Freddie is captivated by Lancaster’s ramblings, and informally joins the team, which consists of Lancaster’s wife Peggy (Amy Adams, pregnant in real life, so playing pregnant here), his son and daughter, and other disciples in various states of collective insanity.
Lancaster travels the country selling his snake-oil, “capturing the flaws of the mind and correcting it back to its inherent state of perfect.” At a well-to-do function, he allows himself to be cornered by a skeptic: “Good science, by definition, allows for more than one opinion, otherwise you merely have the will of one man, which is the basis of cult.” We find that Lancaster cannot meet confrontation without going overboard – like most gurus of pseudo science, he has no recourse when questioned by rational minds. He reverts to calling the skeptic a “pigfuck” in frustration, to the dismay of all those richies around him funding his dalliances. Reminds us of the puling of self-proclaimed masters Glenn Beck and Bill O’Reilly reverting to shouting down detractors when there are no legs left to stand on.
Wife Peggy is sick of defending herself and Lancaster against skeptics and wants to attack them first – she’s really drunk the Kool Aid. But then, Freddie does the next best thing – he does.
Freddie inadvertently becomes the id of the cult, when he explodes in ignorant frustration at the skeptic. But the Master reminds him to be rational. So Freddie’s solution with dealing with non-believers is to rationally beat the crap out of them. Let’s face it: we’d like to attempt the same cure for cultists, albeit with contrary results: beat some rationality into them.
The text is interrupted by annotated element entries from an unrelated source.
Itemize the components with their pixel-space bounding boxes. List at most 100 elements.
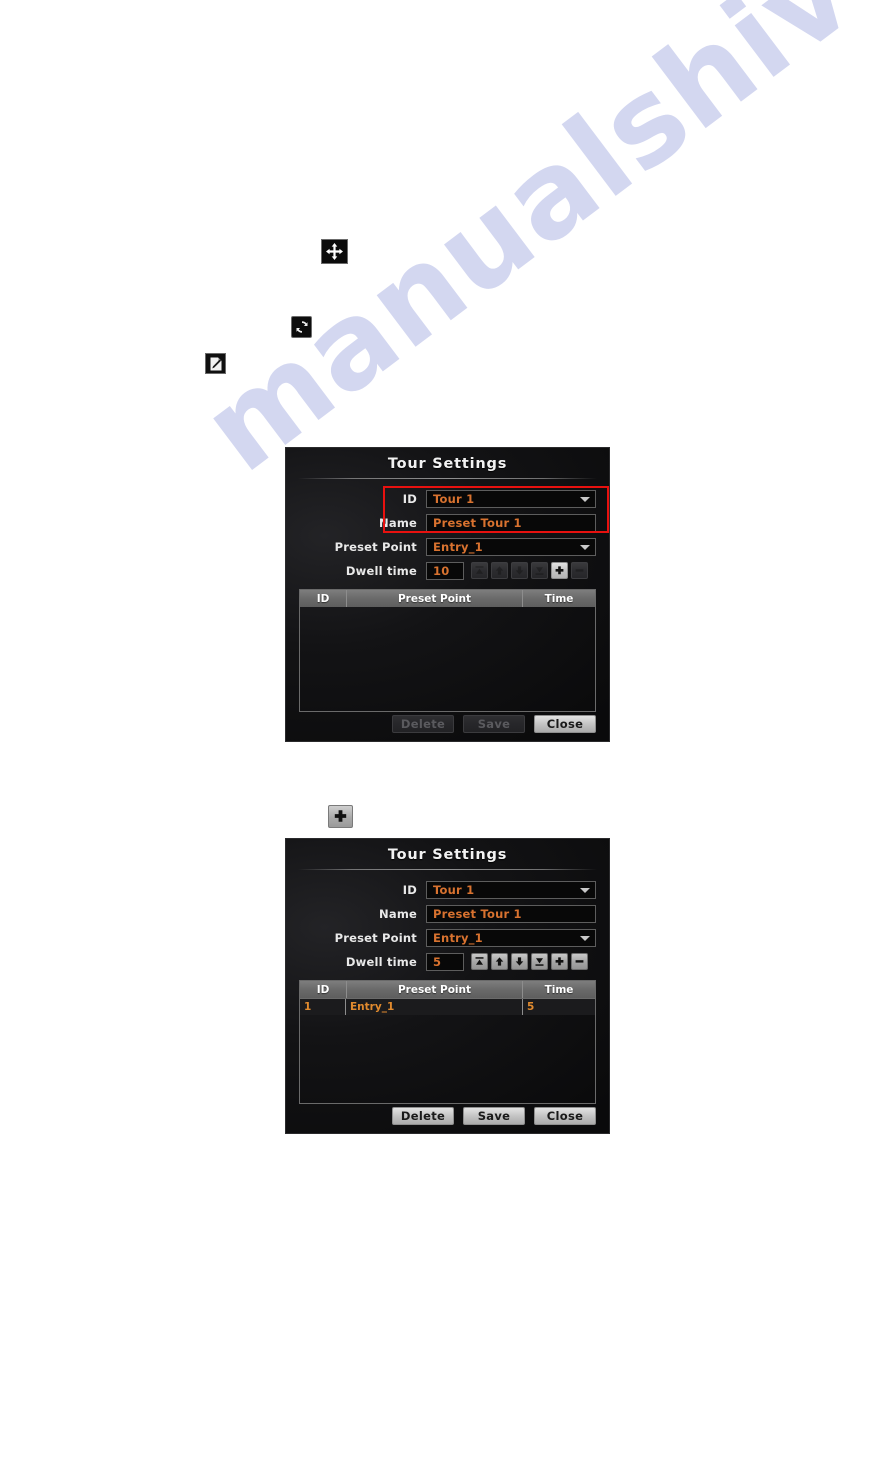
pan-tilt-move-icon[interactable]: [321, 239, 348, 264]
preset-edit-page-icon[interactable]: [205, 353, 226, 374]
table-body-empty[interactable]: [300, 607, 595, 711]
id-dropdown[interactable]: Tour 1: [426, 489, 596, 508]
tour-settings-dialog-after-add: Tour Settings ID Tour 1 Name Preset Tour…: [285, 838, 786, 1469]
dwell-time-label: Dwell time: [345, 954, 417, 969]
close-button[interactable]: Close: [534, 1107, 596, 1125]
circular-arrows-glyph: [296, 321, 307, 333]
move-up-button[interactable]: [491, 562, 508, 579]
field-row-name: Name Preset Tour 1: [299, 904, 596, 923]
column-header-id: ID: [300, 981, 347, 998]
dialog-glow: [586, 918, 786, 1078]
dwell-time-input[interactable]: 5: [426, 952, 464, 971]
remove-row-button[interactable]: [571, 562, 588, 579]
id-value: Tour 1: [433, 491, 475, 506]
watermark-text: manualshive.com: [178, 0, 893, 499]
plus-glyph: [334, 810, 347, 822]
dialog-form: ID Tour 1 Name Preset Tour 1 Preset Poin…: [286, 870, 609, 971]
field-row-preset-point: Preset Point Entry_1: [299, 928, 596, 947]
dialog-footer: Delete Save Close: [286, 715, 609, 733]
plus-icon: [555, 566, 564, 575]
four-way-arrows-glyph: [326, 243, 343, 260]
column-header-time: Time: [544, 983, 574, 996]
auto-scan-refresh-icon[interactable]: [291, 316, 312, 338]
add-plus-icon[interactable]: [328, 805, 353, 828]
table-body-empty[interactable]: [300, 1015, 595, 1103]
dialog-title: Tour Settings: [387, 847, 508, 863]
minus-icon: [575, 569, 584, 572]
move-to-bottom-button[interactable]: [531, 562, 548, 579]
move-down-button[interactable]: [511, 953, 528, 970]
dialog-glow: [586, 1309, 786, 1469]
id-label: ID: [402, 882, 417, 897]
field-row-dwell-time: Dwell time 5: [299, 952, 596, 971]
move-to-bottom-button[interactable]: [531, 953, 548, 970]
preset-point-value: Entry_1: [433, 930, 483, 945]
field-row-preset-point: Preset Point Entry_1: [299, 537, 596, 556]
dialog-form: ID Tour 1 Name Preset Tour 1 Preset Poin…: [286, 479, 609, 580]
move-to-top-button[interactable]: [471, 953, 488, 970]
dialog-footer: Delete Save Close: [286, 1107, 609, 1125]
save-button[interactable]: Save: [463, 715, 525, 733]
bar-arrow-up-icon: [475, 566, 484, 574]
name-label: Name: [379, 515, 417, 530]
chevron-down-icon: [580, 887, 590, 893]
table-header: ID Preset Point Time: [300, 590, 595, 607]
chevron-down-icon: [580, 496, 590, 502]
name-label: Name: [379, 906, 417, 921]
id-value: Tour 1: [433, 882, 475, 897]
tour-settings-dialog-initial: Tour Settings ID Tour 1 Name Preset Tour…: [285, 447, 786, 1078]
preset-point-value: Entry_1: [433, 539, 483, 554]
preset-point-dropdown[interactable]: Entry_1: [426, 928, 596, 947]
id-dropdown[interactable]: Tour 1: [426, 880, 596, 899]
dwell-time-value: 5: [433, 954, 442, 969]
preset-point-dropdown[interactable]: Entry_1: [426, 537, 596, 556]
dwell-time-value: 10: [433, 563, 450, 578]
chevron-down-icon: [580, 935, 590, 941]
remove-row-button[interactable]: [571, 953, 588, 970]
plus-icon: [555, 957, 564, 966]
preset-point-label: Preset Point: [334, 930, 417, 945]
field-row-id: ID Tour 1: [299, 880, 596, 899]
column-header-time: Time: [544, 592, 574, 605]
name-value: Preset Tour 1: [433, 906, 522, 921]
add-row-button[interactable]: [551, 562, 568, 579]
column-header-preset-point: Preset Point: [347, 981, 523, 998]
table-row[interactable]: 1 Entry_1 5: [300, 998, 595, 1015]
name-input[interactable]: Preset Tour 1: [426, 513, 596, 532]
arrow-down-icon: [515, 957, 524, 966]
field-row-dwell-time: Dwell time 10: [299, 561, 596, 580]
page-with-pen-glyph: [210, 357, 221, 370]
bar-arrow-down-icon: [535, 567, 544, 575]
id-label: ID: [402, 491, 417, 506]
dwell-time-label: Dwell time: [345, 563, 417, 578]
move-up-button[interactable]: [491, 953, 508, 970]
row-order-button-strip: [471, 562, 588, 579]
field-row-id: ID Tour 1: [299, 489, 596, 508]
tour-table: ID Preset Point Time 1 Entry_1 5: [299, 980, 596, 1104]
name-value: Preset Tour 1: [433, 515, 522, 530]
column-header-preset-point: Preset Point: [347, 590, 523, 607]
add-row-button[interactable]: [551, 953, 568, 970]
move-down-button[interactable]: [511, 562, 528, 579]
cell-preset-point: Entry_1: [346, 999, 523, 1015]
delete-button[interactable]: Delete: [392, 1107, 454, 1125]
dialog-title: Tour Settings: [387, 456, 508, 472]
minus-icon: [575, 960, 584, 963]
cell-id: 1: [300, 999, 346, 1015]
arrow-down-icon: [515, 566, 524, 575]
close-button[interactable]: Close: [534, 715, 596, 733]
cell-time: 5: [527, 1001, 535, 1013]
name-input[interactable]: Preset Tour 1: [426, 904, 596, 923]
field-row-name: Name Preset Tour 1: [299, 513, 596, 532]
save-button[interactable]: Save: [463, 1107, 525, 1125]
move-to-top-button[interactable]: [471, 562, 488, 579]
bar-arrow-down-icon: [535, 958, 544, 966]
tour-table: ID Preset Point Time: [299, 589, 596, 712]
arrow-up-icon: [495, 957, 504, 966]
delete-button[interactable]: Delete: [392, 715, 454, 733]
chevron-down-icon: [580, 544, 590, 550]
column-header-id: ID: [300, 590, 347, 607]
preset-point-label: Preset Point: [334, 539, 417, 554]
table-header: ID Preset Point Time: [300, 981, 595, 998]
dwell-time-input[interactable]: 10: [426, 561, 464, 580]
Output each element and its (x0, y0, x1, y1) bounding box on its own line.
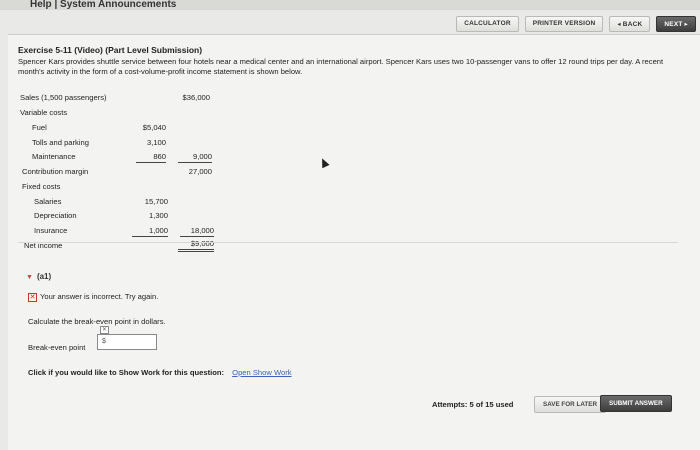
fuel-label: Fuel (32, 123, 47, 132)
incorrect-message: ✕ Your answer is incorrect. Try again. (28, 292, 158, 302)
calculator-button[interactable]: CALCULATOR (456, 16, 519, 32)
insurance-label: Insurance (34, 226, 68, 235)
fixed-costs-label: Fixed costs (22, 182, 61, 191)
fuel-value: $5,040 (142, 123, 166, 132)
nav-toolbar: CALCULATOR PRINTER VERSION ◂ BACK NEXT ▸ (456, 16, 696, 32)
variable-total-value: 9,000 (178, 152, 212, 163)
menu-separator: | (54, 0, 58, 10)
variable-costs-label: Variable costs (20, 108, 68, 117)
break-even-label: Break-even point (28, 343, 86, 352)
break-even-input[interactable]: $ (97, 334, 157, 350)
next-button[interactable]: NEXT ▸ (656, 16, 696, 32)
incorrect-x-icon: ✕ (28, 293, 37, 302)
depreciation-value: 1,300 (148, 211, 168, 220)
collapse-triangle-icon[interactable]: ▼ (26, 274, 33, 281)
show-work-prompt: Click if you would like to Show Work for… (28, 368, 292, 377)
depreciation-label: Depreciation (34, 211, 77, 220)
system-announcements-link[interactable]: System Announcements (60, 0, 176, 10)
help-link[interactable]: Help (30, 0, 52, 10)
instruction-text: Calculate the break-even point in dollar… (28, 317, 166, 326)
sales-label: Sales (1,500 passengers) (20, 93, 107, 102)
contribution-margin-label: Contribution margin (22, 167, 89, 176)
submit-answer-button[interactable]: SUBMIT ANSWER (600, 395, 672, 412)
exercise-description: Spencer Kars provides shuttle service be… (18, 57, 664, 76)
show-work-prompt-text: Click if you would like to Show Work for… (28, 368, 225, 377)
dollar-prefix: $ (102, 338, 106, 345)
part-label: (a1) (36, 272, 52, 281)
save-for-later-button[interactable]: SAVE FOR LATER (534, 396, 606, 413)
tolls-label: Tolls and parking (32, 138, 89, 147)
insurance-value: 1,000 (132, 226, 168, 237)
tolls-value: 3,100 (146, 138, 166, 147)
printer-version-button[interactable]: PRINTER VERSION (524, 16, 604, 32)
exercise-title: Exercise 5-11 (Video) (Part Level Submis… (18, 45, 203, 55)
sales-value: $36,000 (182, 93, 210, 102)
top-menu-bar: Help | System Announcements (0, 0, 700, 10)
salaries-value: 15,700 (144, 197, 168, 206)
maintenance-value: 860 (136, 152, 166, 163)
attempts-text: Attempts: 5 of 15 used (432, 400, 514, 409)
maintenance-label: Maintenance (32, 152, 76, 161)
input-status-x-icon: ✕ (100, 326, 109, 334)
incorrect-text: Your answer is incorrect. Try again. (40, 292, 159, 301)
contribution-margin-value: 27,000 (188, 167, 212, 176)
salaries-label: Salaries (34, 197, 62, 206)
fixed-total-value: 18,000 (180, 226, 214, 237)
back-button[interactable]: ◂ BACK (609, 16, 651, 32)
part-a1-header[interactable]: ▼ (a1) (26, 272, 51, 281)
open-show-work-link[interactable]: Open Show Work (232, 368, 291, 377)
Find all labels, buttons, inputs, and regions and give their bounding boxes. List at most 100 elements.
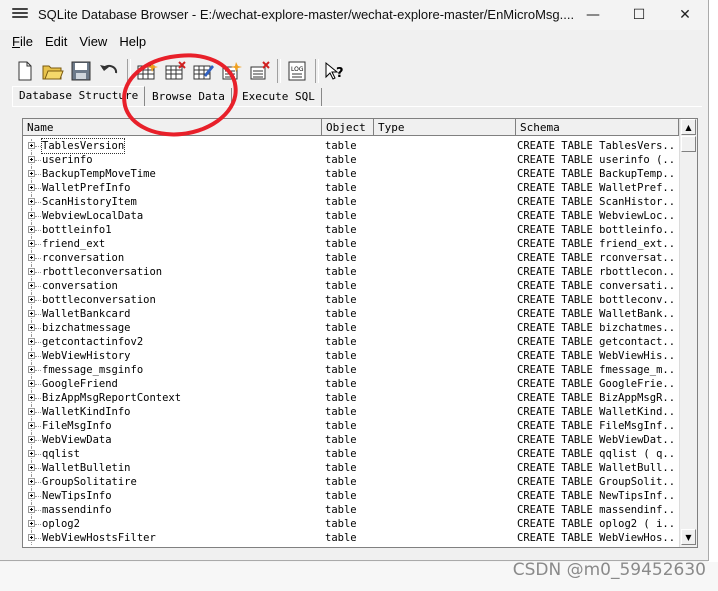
expand-icon[interactable] bbox=[28, 366, 35, 373]
table-row[interactable]: FileMsgInfo table CREATE TABLE FileMsgInf.… bbox=[23, 419, 679, 433]
table-row[interactable]: TablesVersion table CREATE TABLE TablesVer… bbox=[23, 138, 679, 154]
expand-icon[interactable] bbox=[28, 310, 35, 317]
table-row[interactable]: friend_ext table CREATE TABLE friend_ext..… bbox=[23, 237, 679, 251]
table-row[interactable]: WebViewHistory table CREATE TABLE WebViewH… bbox=[23, 349, 679, 363]
undo-icon[interactable] bbox=[96, 58, 122, 84]
expand-icon[interactable] bbox=[28, 156, 35, 163]
cell-object: table bbox=[325, 266, 357, 278]
table-row[interactable]: fmessage_msginfo table CREATE TABLE fmessa… bbox=[23, 363, 679, 377]
table-row[interactable]: WalletBulletin table CREATE TABLE WalletBu… bbox=[23, 461, 679, 475]
delete-index-icon[interactable] bbox=[246, 58, 272, 84]
menu-help[interactable]: Help bbox=[113, 32, 152, 52]
expand-icon[interactable] bbox=[28, 520, 35, 527]
table-row[interactable]: bizchatmessage table CREATE TABLE bizchatm… bbox=[23, 321, 679, 335]
table-row[interactable]: getcontactinfov2 table CREATE TABLE getcon… bbox=[23, 335, 679, 349]
tab-execute-sql[interactable]: Execute SQL bbox=[236, 88, 322, 106]
expand-icon[interactable] bbox=[28, 282, 35, 289]
table-row[interactable]: massendinfo table CREATE TABLE massendinf.… bbox=[23, 503, 679, 517]
expand-icon[interactable] bbox=[28, 394, 35, 401]
expand-icon[interactable] bbox=[28, 212, 35, 219]
scroll-thumb[interactable] bbox=[681, 136, 696, 152]
menu-view[interactable]: View bbox=[73, 32, 113, 52]
cell-name: WebviewLocalData bbox=[42, 210, 144, 222]
table-row[interactable]: BackupTempMoveTime table CREATE TABLE Back… bbox=[23, 167, 679, 181]
save-icon[interactable] bbox=[68, 58, 94, 84]
table-row[interactable]: ScanHistoryItem table CREATE TABLE ScanHis… bbox=[23, 195, 679, 209]
menu-edit[interactable]: Edit bbox=[39, 32, 73, 52]
expand-icon[interactable] bbox=[28, 450, 35, 457]
cell-schema: CREATE TABLE rconversat... bbox=[517, 252, 677, 264]
table-row[interactable]: BizAppMsgReportContext table CREATE TABLE … bbox=[23, 391, 679, 405]
column-header-type[interactable]: Type bbox=[374, 119, 516, 136]
cell-name: BackupTempMoveTime bbox=[42, 168, 156, 180]
table-row[interactable]: WebviewLocalData table CREATE TABLE Webvie… bbox=[23, 209, 679, 223]
cell-object: table bbox=[325, 238, 357, 250]
table-row[interactable]: qqlist table CREATE TABLE qqlist ( q... bbox=[23, 447, 679, 461]
table-row[interactable]: WalletPrefInfo table CREATE TABLE WalletPr… bbox=[23, 181, 679, 195]
open-folder-icon[interactable] bbox=[40, 58, 66, 84]
expand-icon[interactable] bbox=[28, 296, 35, 303]
expand-icon[interactable] bbox=[28, 492, 35, 499]
table-row[interactable]: WebViewHostsFilter table CREATE TABLE WebV… bbox=[23, 531, 679, 545]
new-file-icon[interactable] bbox=[12, 58, 38, 84]
close-button[interactable]: ✕ bbox=[662, 0, 708, 30]
app-menu-icon[interactable] bbox=[12, 8, 28, 22]
table-row[interactable]: bottleconversation table CREATE TABLE bott… bbox=[23, 293, 679, 307]
scroll-down-button[interactable]: ▼ bbox=[681, 529, 696, 545]
expand-icon[interactable] bbox=[28, 408, 35, 415]
expand-icon[interactable] bbox=[28, 198, 35, 205]
expand-icon[interactable] bbox=[28, 268, 35, 275]
table-row[interactable]: NewTipsInfo table CREATE TABLE NewTipsInf.… bbox=[23, 489, 679, 503]
table-row[interactable]: rbottleconversation table CREATE TABLE rbo… bbox=[23, 265, 679, 279]
expand-icon[interactable] bbox=[28, 506, 35, 513]
expand-icon[interactable] bbox=[28, 422, 35, 429]
expand-icon[interactable] bbox=[28, 338, 35, 345]
expand-icon[interactable] bbox=[28, 170, 35, 177]
expand-icon[interactable] bbox=[28, 184, 35, 191]
table-row[interactable]: conversation table CREATE TABLE conversati… bbox=[23, 279, 679, 293]
tree-line bbox=[35, 202, 41, 203]
expand-icon[interactable] bbox=[28, 464, 35, 471]
log-icon[interactable]: LOG bbox=[284, 58, 310, 84]
cell-name: bottleinfo1 bbox=[42, 224, 112, 236]
minimize-button[interactable]: — bbox=[570, 0, 616, 30]
table-row[interactable]: GoogleFriend table CREATE TABLE GoogleFrie… bbox=[23, 377, 679, 391]
expand-icon[interactable] bbox=[28, 254, 35, 261]
column-header-object[interactable]: Object bbox=[322, 119, 374, 136]
table-row[interactable]: rconversation table CREATE TABLE rconversa… bbox=[23, 251, 679, 265]
table-row[interactable]: WebViewData table CREATE TABLE WebViewDat.… bbox=[23, 433, 679, 447]
maximize-button[interactable]: ☐ bbox=[616, 0, 662, 30]
watermark: CSDN @m0_59452630 bbox=[512, 560, 706, 580]
table-row[interactable]: oplog2 table CREATE TABLE oplog2 ( i... bbox=[23, 517, 679, 531]
whats-this-icon[interactable]: ? bbox=[322, 58, 348, 84]
table-row[interactable]: bottleinfo1 table CREATE TABLE bottleinfo.… bbox=[23, 223, 679, 237]
expand-icon[interactable] bbox=[28, 226, 35, 233]
table-row[interactable]: WalletKindInfo table CREATE TABLE WalletKi… bbox=[23, 405, 679, 419]
expand-icon[interactable] bbox=[28, 324, 35, 331]
expand-icon[interactable] bbox=[28, 352, 35, 359]
app-window: SQLite Database Browser - E:/wechat-expl… bbox=[0, 0, 709, 561]
cell-name: qqlist bbox=[42, 448, 80, 460]
table-row[interactable]: userinfo table CREATE TABLE userinfo (... bbox=[23, 153, 679, 167]
table-row[interactable]: GroupSolitatire table CREATE TABLE GroupSo… bbox=[23, 475, 679, 489]
expand-icon[interactable] bbox=[28, 478, 35, 485]
cell-schema: CREATE TABLE getcontact... bbox=[517, 336, 677, 348]
expand-icon[interactable] bbox=[28, 142, 35, 149]
menu-file[interactable]: File bbox=[6, 32, 39, 52]
expand-icon[interactable] bbox=[28, 534, 35, 541]
expand-icon[interactable] bbox=[28, 240, 35, 247]
structure-tree-table[interactable]: Name Object Type Schema TablesVersion tab… bbox=[22, 118, 698, 548]
expand-icon[interactable] bbox=[28, 380, 35, 387]
expand-icon[interactable] bbox=[28, 436, 35, 443]
cell-name: oplog2 bbox=[42, 518, 80, 530]
tree-line bbox=[35, 160, 41, 161]
cell-object: table bbox=[325, 322, 357, 334]
scroll-up-button[interactable]: ▲ bbox=[681, 119, 696, 135]
tree-line bbox=[35, 538, 41, 539]
cell-object: table bbox=[325, 392, 357, 404]
cell-name: WalletKindInfo bbox=[42, 406, 131, 418]
table-row[interactable]: WalletBankcard table CREATE TABLE WalletBa… bbox=[23, 307, 679, 321]
title-bar[interactable]: SQLite Database Browser - E:/wechat-expl… bbox=[0, 0, 708, 30]
column-header-schema[interactable]: Schema bbox=[516, 119, 679, 136]
vertical-scrollbar[interactable]: ▲ ▼ bbox=[679, 119, 697, 547]
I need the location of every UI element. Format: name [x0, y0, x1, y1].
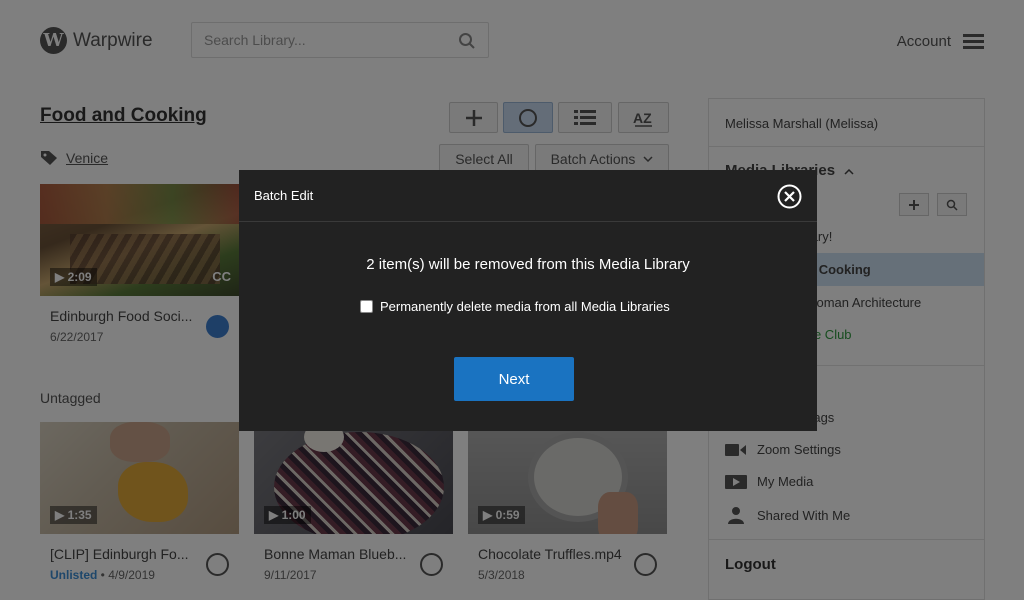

Paul Thomas Anderson (THERE WILL BE BLOOD) writes, directs, and goes Kubrick on us, shocking our senses when all the ladies in the room are suddenly quite nonchalantly naked! It’s almost like the movie itself is opening our minds slowly to reality (what The Cause claims as its method); we see a high society scene where Lancaster is singing merrily in a crowd, the camera pans away, pans back, and – the ladies are all stark bollocks, still singing as if nothing is out of the ordinary. Not just naked, but 1950’s naked, meaning heady amounts of mungabush.
Nude frolicking with the devil? Now this kind of cult I agree with! Is it metaphorical? Is it real? Were these people naked all along and we just couldn’t see with our dulled senses? Old ladies gaily chorusing, and Amy Adams gloriously nude – but pregnant (horrifying!).
THE MASTER surprises us with its thematic direction. Instead of advocating for or against the cult, or focusing on the cult leader – the titular, enigmatic Master – it deals with the fact that a person who seems a perfect seedling as a disciple for a cult, proves not to be. The story is about the dysfunctional bromance between two men, one who thinks he has found Truth, one who admits there IS no Truth.
Freddie is never turned fully. He remains alcoholic, intemperate, unpredictable. He starts to doubt the Master’s powers. As do some of his followers. Peggy wants Freddie gone. And then one day – he is.
The Master gives him an “exercise” on a motorbike and a flat plain – drive like the devil toward a distant point. Then come back. Freddie doesn’t come back. The smile fades on the Master’s face. Long walk back to town…
One critic says that Paul Thomas Anderson’s predilection for ending his movies in the middle of a sentence stems from presenting a life, just a man’s life, where there is nothing so cut and dried as a first act, middle act and denouement.
After the Master tries to cajole Freddie back into the fold – “We are connected” and other spiritual bulldung – and Freddie refuses, we realize the movie is showing us a new animal. All media assaults us with the idea that characters like Freddie (weak-willed, directionless, down on their luck) are the type prone to tilt toward cults and religions and EVP and AA, etc. But Paul Thomas Anderson begs to differ, and seems to be emulating Woody Allen in ending his movies where we feel there should be a beginning.